AUTOMATED RESPONSE TO DETECTION OF THREAT TO CLOUD VIRTUAL MACHINE

摘要

An approach for responding to a threat in a networked computing environment (e.g., a cloud computing environment) is provided. In an embodiment, a set of associations to a virtual machine (VM) instance are established, each association indicating a relationship between the VM instance and a related VM instance. Each of the associations in the set of associations is assigned a strength attribute. When a threat is detected in a VM instance, a first preventative measure is performed on a first related VM instance, the strength of which is determined based on the strength attribute that corresponds to the association between the VM instance and the first related VM instance.
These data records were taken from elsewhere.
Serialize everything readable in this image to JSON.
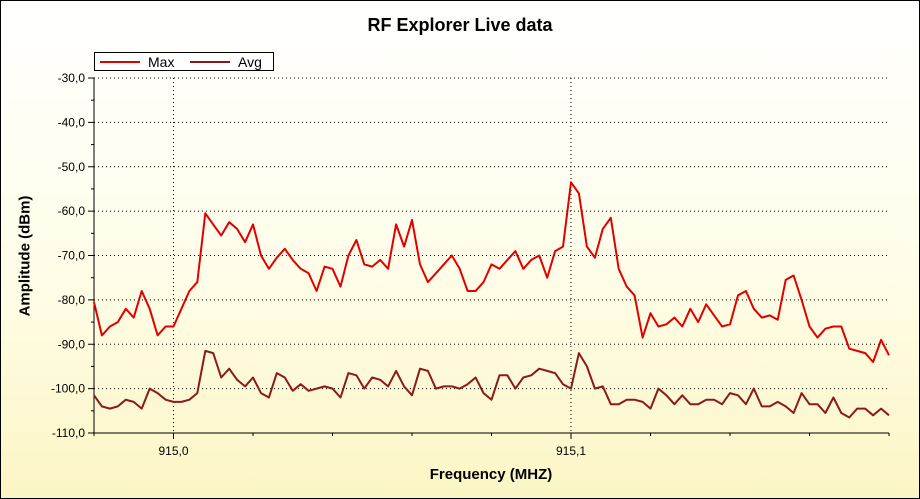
{
  "chart_data": {
    "type": "line",
    "title": "RF Explorer Live data",
    "xlabel": "Frequency (MHZ)",
    "ylabel": "Amplitude (dBm)",
    "ylim": [
      -110,
      -30
    ],
    "yticks": [
      -30,
      -40,
      -50,
      -60,
      -70,
      -80,
      -90,
      -100,
      -110
    ],
    "ytick_labels": [
      "-30,0",
      "-40,0",
      "-50,0",
      "-60,0",
      "-70,0",
      "-80,0",
      "-90,0",
      "-100,0",
      "-110,0"
    ],
    "xlim": [
      914.98,
      915.18
    ],
    "xticks": [
      915.0,
      915.1
    ],
    "xtick_labels": [
      "915,0",
      "915,1"
    ],
    "grid": true,
    "legend_position": "top-left",
    "series": [
      {
        "name": "Max",
        "color": "#e00000",
        "x": [
          914.98,
          914.982,
          914.984,
          914.986,
          914.988,
          914.99,
          914.992,
          914.994,
          914.996,
          914.998,
          915.0,
          915.002,
          915.004,
          915.006,
          915.008,
          915.01,
          915.012,
          915.014,
          915.016,
          915.018,
          915.02,
          915.022,
          915.024,
          915.026,
          915.028,
          915.03,
          915.032,
          915.034,
          915.036,
          915.038,
          915.04,
          915.042,
          915.044,
          915.046,
          915.048,
          915.05,
          915.052,
          915.054,
          915.056,
          915.058,
          915.06,
          915.062,
          915.064,
          915.066,
          915.068,
          915.07,
          915.072,
          915.074,
          915.076,
          915.078,
          915.08,
          915.082,
          915.084,
          915.086,
          915.088,
          915.09,
          915.092,
          915.094,
          915.096,
          915.098,
          915.1,
          915.102,
          915.104,
          915.106,
          915.108,
          915.11,
          915.112,
          915.114,
          915.116,
          915.118,
          915.12,
          915.122,
          915.124,
          915.126,
          915.128,
          915.13,
          915.132,
          915.134,
          915.136,
          915.138,
          915.14,
          915.142,
          915.144,
          915.146,
          915.148,
          915.15,
          915.152,
          915.154,
          915.156,
          915.158,
          915.16,
          915.162,
          915.164,
          915.166,
          915.168,
          915.17,
          915.172,
          915.174,
          915.176,
          915.178,
          915.18
        ],
        "values": [
          -80.5,
          -88,
          -86,
          -85,
          -82,
          -84,
          -78,
          -82,
          -88,
          -86,
          -86,
          -82,
          -78,
          -76,
          -60.5,
          -63,
          -65.5,
          -62.5,
          -64,
          -67,
          -63,
          -70,
          -73,
          -70.5,
          -68.5,
          -71,
          -73,
          -74,
          -78,
          -72.5,
          -73,
          -77,
          -70,
          -66.5,
          -72,
          -72.5,
          -71,
          -73,
          -63,
          -68,
          -62,
          -72,
          -76,
          -74,
          -72,
          -70,
          -73,
          -78,
          -78,
          -76,
          -72,
          -73,
          -71,
          -69,
          -73,
          -71,
          -70,
          -75,
          -69,
          -68,
          -53.5,
          -56,
          -68,
          -70.5,
          -64,
          -61.5,
          -73,
          -77,
          -79,
          -88.5,
          -83,
          -86,
          -85.5,
          -84,
          -86,
          -82,
          -85,
          -81,
          -83.5,
          -86,
          -85.5,
          -79,
          -78,
          -82,
          -84,
          -83.5,
          -84.5,
          -75.5,
          -74.5,
          -80,
          -86,
          -88.5,
          -86.5,
          -86,
          -86,
          -91,
          -91.5,
          -92,
          -94,
          -89,
          -92.5
        ]
      },
      {
        "name": "Avg",
        "color": "#8b1a1a",
        "x": [
          914.98,
          914.982,
          914.984,
          914.986,
          914.988,
          914.99,
          914.992,
          914.994,
          914.996,
          914.998,
          915.0,
          915.002,
          915.004,
          915.006,
          915.008,
          915.01,
          915.012,
          915.014,
          915.016,
          915.018,
          915.02,
          915.022,
          915.024,
          915.026,
          915.028,
          915.03,
          915.032,
          915.034,
          915.036,
          915.038,
          915.04,
          915.042,
          915.044,
          915.046,
          915.048,
          915.05,
          915.052,
          915.054,
          915.056,
          915.058,
          915.06,
          915.062,
          915.064,
          915.066,
          915.068,
          915.07,
          915.072,
          915.074,
          915.076,
          915.078,
          915.08,
          915.082,
          915.084,
          915.086,
          915.088,
          915.09,
          915.092,
          915.094,
          915.096,
          915.098,
          915.1,
          915.102,
          915.104,
          915.106,
          915.108,
          915.11,
          915.112,
          915.114,
          915.116,
          915.118,
          915.12,
          915.122,
          915.124,
          915.126,
          915.128,
          915.13,
          915.132,
          915.134,
          915.136,
          915.138,
          915.14,
          915.142,
          915.144,
          915.146,
          915.148,
          915.15,
          915.152,
          915.154,
          915.156,
          915.158,
          915.16,
          915.162,
          915.164,
          915.166,
          915.168,
          915.17,
          915.172,
          915.174,
          915.176,
          915.178,
          915.18
        ],
        "values": [
          -101.5,
          -104,
          -104.5,
          -104,
          -102.5,
          -103,
          -104.5,
          -100,
          -101,
          -102.5,
          -103,
          -103,
          -102.5,
          -101,
          -91.5,
          -92,
          -97.5,
          -95.5,
          -98,
          -99.5,
          -97.5,
          -101,
          -102,
          -96.5,
          -97.5,
          -100.5,
          -99,
          -100.5,
          -100,
          -99.5,
          -100,
          -102,
          -96.5,
          -97,
          -100,
          -97.5,
          -98,
          -99.5,
          -96,
          -99.5,
          -101.5,
          -95.5,
          -96,
          -100,
          -99.5,
          -99.5,
          -100,
          -99,
          -97.5,
          -101,
          -102.5,
          -97,
          -97,
          -100,
          -97.5,
          -97,
          -95.5,
          -96,
          -96.5,
          -99,
          -100,
          -92,
          -95,
          -100,
          -99.5,
          -103.5,
          -103.5,
          -102.5,
          -102.5,
          -103,
          -104.5,
          -100,
          -101.5,
          -103.5,
          -101.5,
          -103.5,
          -103.5,
          -102.5,
          -102.5,
          -103.5,
          -101,
          -101.5,
          -103.5,
          -100,
          -104,
          -104,
          -103,
          -104,
          -105.5,
          -101,
          -103.5,
          -103.5,
          -105.5,
          -102,
          -105.5,
          -106.5,
          -104.5,
          -104.5,
          -106,
          -104.5,
          -106
        ]
      }
    ]
  }
}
A second preventative measure is performed on a second related VM instance, the strength of which is based on the strength attribute that corresponds to the association between the VM instance and the second related VM instance.

主权项

1. A method for responding to a threat in a networked computing environment, the method comprising the computer-implemented processes of:
establishing a set of associations to a virtual machine (VM) instance, each association of the set of associations indicating a relationship between the VM instance and a related VM instance; assigning a strength attribute to each association of the set of associations; performing, in response to a detection of a threat, a first preventative measure on a first related VM instance, a strength of the first preventative measure being based on the strength attribute that corresponds to the association between the VM instance and the first related VM instance; and performing, in response to the detection of the threat, a second preventative measure on a second related VM instance, a strength of the second preventative measure being based on the strength attribute that corresponds to the association between the VM instance and the second related VM instance.